Spk2VidNet: A Hierarchical Recurrent Architecture for High-Fidelity Video Reconstruction from Long Spike-Camera Streams
Abstract
Spike camera is a neuromorphic vision sensor with ultra-high temporal resolution, capable of capturing fast-moving scenes by firing a stream of binary spikes. However, its relatively low spatial resolution limits the acquisition of fine-grained visual details, motivating research on spike camera super resolution (SCSR). Existing SCSR methods typically operate on fixed-length spike sequences, where the accessible information is confined to a local temporal neighborhood. Moreover, spike fluctuations hinder intensity information extraction. Both factors affect the performance of SCSR. To address these issues, we propose a hierarchical recurrent network named Spk2VidNet to reconstruct high-fidelity high resolution image sequences from low resolution spike data. To mitigate fluctuations, Spk2VidNet progressively exploits temporal correlations within spike stream to enhance feature representation by hierarchically enlarging temporal receptive fields. Within recurrent phase, we introduce an alignment module that leverages the motion consistency among multiple frames to jointly estimate and mutually refine inter-frame motions, achieving more accurate temporal alignment.
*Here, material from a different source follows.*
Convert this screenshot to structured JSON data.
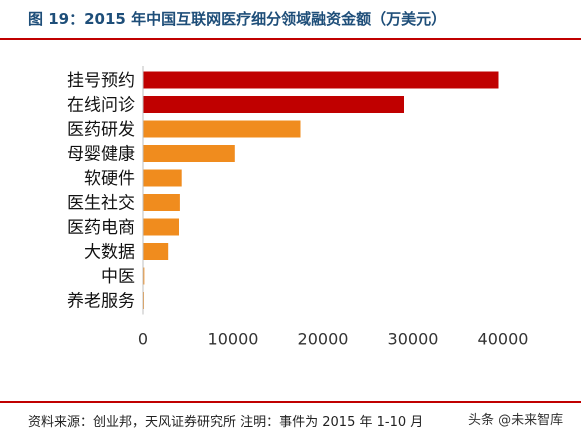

In addition, we propose a fusion module to adaptively integrate neighboring aligned features based on multi-scale similarity for robust feature aggregation. We further propose a segment-wise training with state transfer strategy to efficiently model long-term dependencies with limited GPU memory, thereby leveraging rich subpixel cues for improved super resolution. Experiments on synthetic and real-captured spike data demonstrate that Spk2VidNet achieves state-of-the-art performance.